Além de prevenir a obesidade na infância e na vida adulta, outro benefício apontado pela ortopedista pediátrica Natasha Vogel Majewski Rodrigues é o aprendizado com o autocuidado. “O esporte ensina os cuidados referentes a cada atividade, o uso de equipamentos de proteção, o uso de calçado adequado, a importância da hidratação, o aquecimento para iniciar a atividade e o alongamento, além de oferecer momentos de prazer”, completa.

A partir de qual idade é recomendada a prática esportiva? 

A ortopedista pediátrica Natasha Vogel Majewski Rodrigues é enfática ao afirmar que o estímulo à atividade física deve começar desde o nascimento. “Quando incentivamos os bebês a serem ativos como: sentar, se arrastar, engatinhar e andar; evitamos comportamentos sedentários, o que não é benéfico para a saúde e desenvolvimento da criança”, explica.

De acordo com a Sociedade Brasileira de Pediatria, a partir dos 3 anos as atividades físicas estruturadas, como natação, danças, lutas e esportes coletivos podem ser incluídos no dia a dia da criança.

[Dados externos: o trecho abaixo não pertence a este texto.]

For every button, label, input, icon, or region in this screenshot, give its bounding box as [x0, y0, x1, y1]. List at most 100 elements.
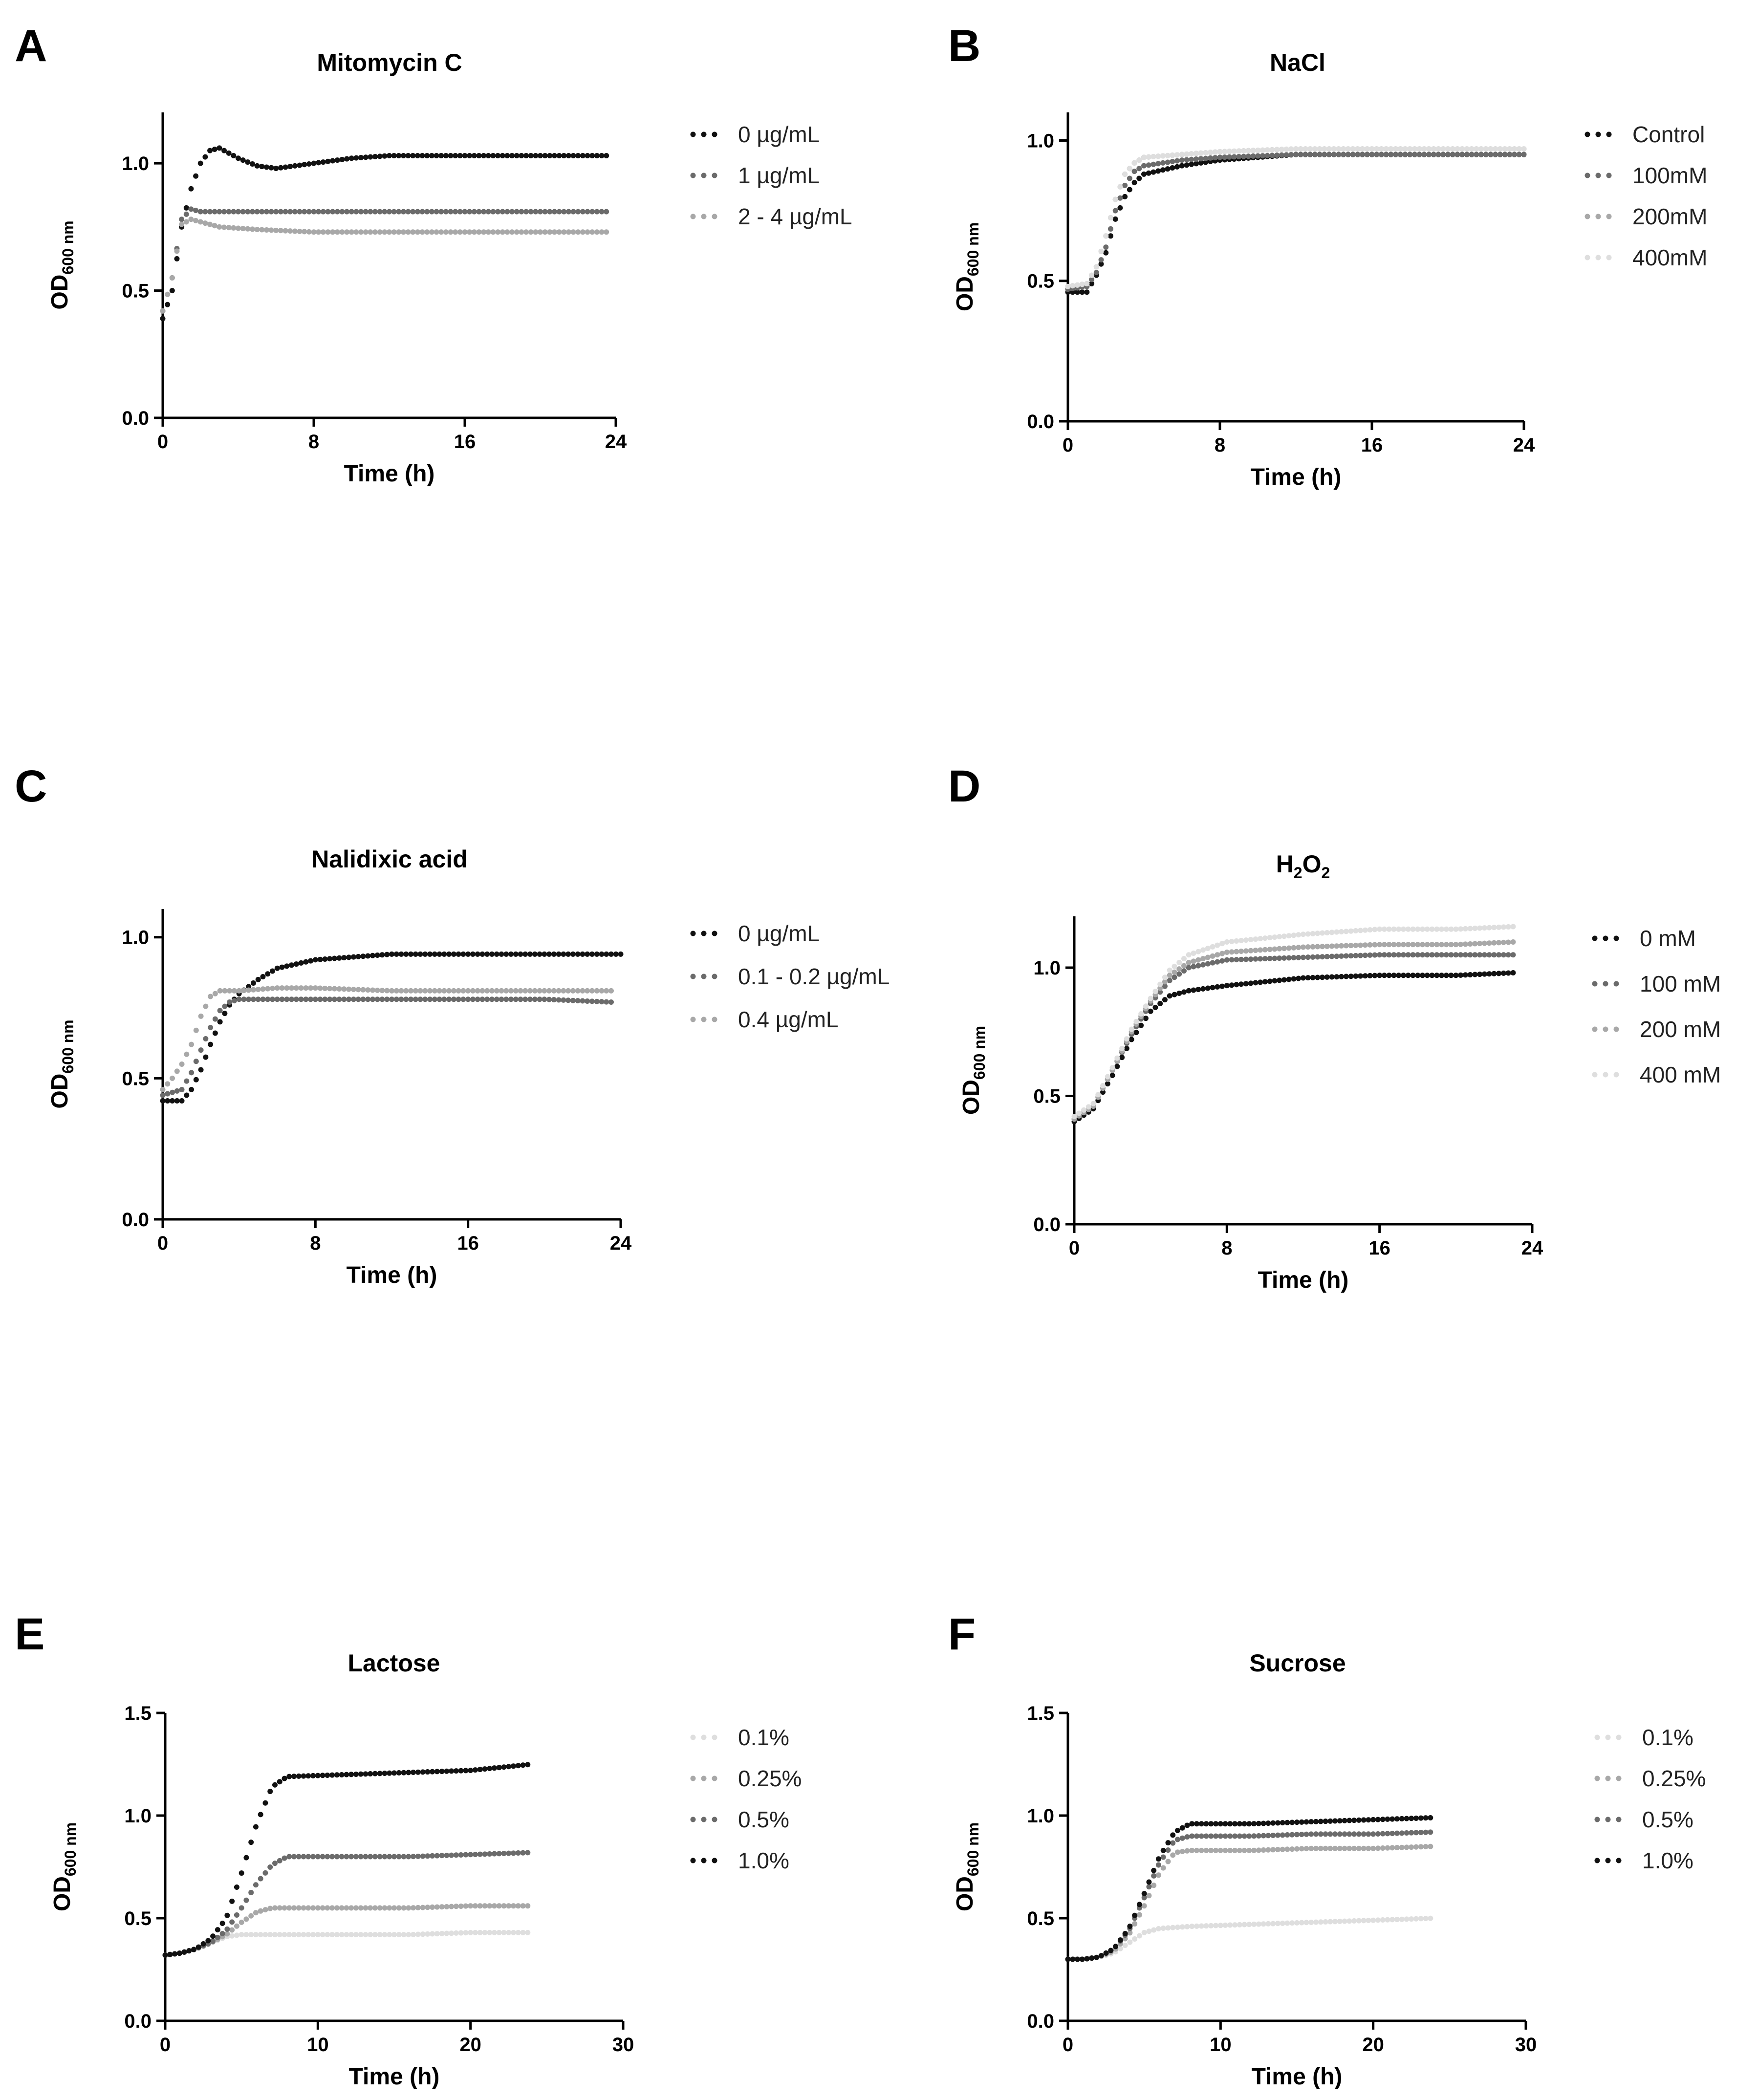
data-point [268, 227, 274, 233]
legend-label: 100 mM [1640, 971, 1721, 996]
data-point [1174, 158, 1180, 164]
data-point [1310, 944, 1316, 950]
data-point [389, 951, 394, 957]
data-point [1251, 1847, 1257, 1853]
data-point [1193, 161, 1199, 167]
data-point [377, 1854, 383, 1860]
data-point [350, 996, 356, 1002]
data-point [511, 1903, 517, 1909]
data-point [1472, 941, 1478, 947]
data-point [1375, 1917, 1381, 1923]
data-point [1410, 973, 1416, 978]
data-point [1269, 152, 1275, 158]
data-point [325, 209, 331, 215]
data-point [398, 988, 404, 994]
data-point [1493, 146, 1498, 152]
data-point [496, 1765, 502, 1771]
data-point [472, 1767, 478, 1773]
data-point [179, 1086, 185, 1092]
data-point [470, 951, 476, 957]
data-point [405, 209, 411, 215]
data-point [1404, 1830, 1410, 1836]
data-point [358, 154, 364, 160]
data-point [1326, 152, 1332, 157]
data-point [489, 996, 495, 1002]
data-point [1226, 149, 1232, 154]
legend-item: 1.0% [1594, 1848, 1693, 1873]
data-point [1151, 1873, 1157, 1879]
data-point [277, 1932, 282, 1938]
data-point [542, 209, 548, 215]
data-point [1421, 152, 1427, 157]
data-point [1148, 1008, 1153, 1014]
legend-marker [690, 173, 696, 178]
data-point [463, 1930, 469, 1936]
data-point [513, 988, 519, 994]
data-point [260, 974, 266, 980]
x-tick-label: 30 [1515, 2034, 1537, 2056]
data-point [1415, 952, 1421, 958]
data-point [1256, 1921, 1261, 1927]
data-point [556, 988, 562, 994]
data-point [1507, 146, 1513, 152]
data-point [231, 209, 237, 215]
data-point [1138, 1022, 1144, 1028]
data-point [499, 988, 504, 994]
data-point [1331, 146, 1337, 152]
data-point [1410, 942, 1416, 948]
data-point [1245, 153, 1251, 159]
data-point [170, 1098, 175, 1104]
data-point [406, 1905, 412, 1911]
data-point [1189, 156, 1194, 162]
data-point [463, 1768, 469, 1774]
data-point [1405, 973, 1411, 978]
data-point [267, 1905, 273, 1911]
data-point [1259, 147, 1265, 153]
data-point [253, 1910, 259, 1916]
data-point [556, 153, 562, 159]
legend-marker [1595, 255, 1601, 260]
data-point [420, 1931, 426, 1937]
legend-item: 0.25% [690, 1766, 802, 1791]
x-axis-label: Time (h) [1258, 1267, 1349, 1293]
data-point [224, 1931, 230, 1937]
data-point [1483, 152, 1489, 157]
data-point [1256, 1833, 1261, 1839]
data-point [599, 988, 605, 994]
data-point [436, 996, 442, 1002]
data-point [250, 987, 256, 993]
data-point [1380, 1917, 1386, 1923]
data-point [184, 1092, 190, 1098]
data-point [1415, 926, 1421, 932]
data-point [1275, 1832, 1281, 1838]
data-point [1493, 152, 1498, 157]
data-point [255, 987, 261, 993]
data-point [487, 1851, 493, 1857]
data-point [1215, 952, 1220, 958]
legend-item: 2 - 4 µg/mL [690, 204, 852, 229]
data-point [1089, 1955, 1095, 1961]
data-point [525, 1850, 531, 1856]
data-point [495, 229, 501, 235]
data-point [250, 980, 256, 986]
data-point [1366, 1817, 1371, 1823]
data-point [476, 209, 482, 215]
data-point [1280, 1920, 1285, 1926]
legend-marker [1616, 1817, 1622, 1822]
data-point [400, 153, 406, 159]
data-point [160, 308, 166, 314]
data-point [490, 153, 496, 159]
data-point [1294, 1819, 1300, 1825]
data-point [1165, 166, 1171, 172]
data-point [344, 1854, 349, 1860]
data-point [176, 1950, 182, 1956]
data-point [1343, 953, 1349, 959]
data-point [1366, 1845, 1371, 1851]
data-point [527, 951, 533, 957]
panel-letter: B [948, 21, 980, 71]
data-point [1303, 1920, 1309, 1926]
data-point [432, 996, 437, 1002]
data-point [1394, 1917, 1400, 1923]
legend-marker [1603, 935, 1608, 941]
legend-marker [1594, 1817, 1600, 1822]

A professora de educação física Sabrina Schröder lembra que a natação é recomendada para bebês a partir de 6 meses. “A criança pode ser introduzida à natação de forma lúdica, com músicas, e na companhia dos pais, o que além de dar mais segurança à criança, permite que ela explore seus próprios movimentos em um ambiente diferente e de forma agradável”, orienta.

Na opinião de Lucas Luiz Alves Leopoldo, presidente do Projeto Social Socializar Aceres, é importante permitir que, até os 11 anos, a criança tenha a oportunidade de experimentar todos os esportes que desejar, enfatizando a parte lúdica e sem muitas responsabilidades.

“O importante é ter várias experimentações, vários tipos de movimentações e situações para o seu desenvolvimento e formação integral. A partir dos 12 é que começa a ter uma certa escolha por uma prática e um pouco mais de responsabilidades, com cobranças de alguns resultados para que eles possam evoluir, tanto a parte física quanto a parte técnica, tática, emocional, social e assim por diante”, exemplifica.

Família deve incentivar ao esporte, mas sem cobrar resultados    

Para a ortopedista pediátrica Natasha Vogel Majewski Rodrigues, a família deve garantir que a atividade física feita pelos filhos e/ou filha seja agradável, respeite a maturidade mental de cada criança, segura e que contribua para o desenvolvimento infantil.

“Educadores e pais devem oferecer um ambiente de competição saudável, que estimule a confiança, a cooperação e uma autoimagem positiva, em vez de apenas vencer. E se a criança não gostar de um determinado esporte, a nossa função como pais é proporcionar o contato com diversas modalidades e explicar sobre a importância disso”, recomenda.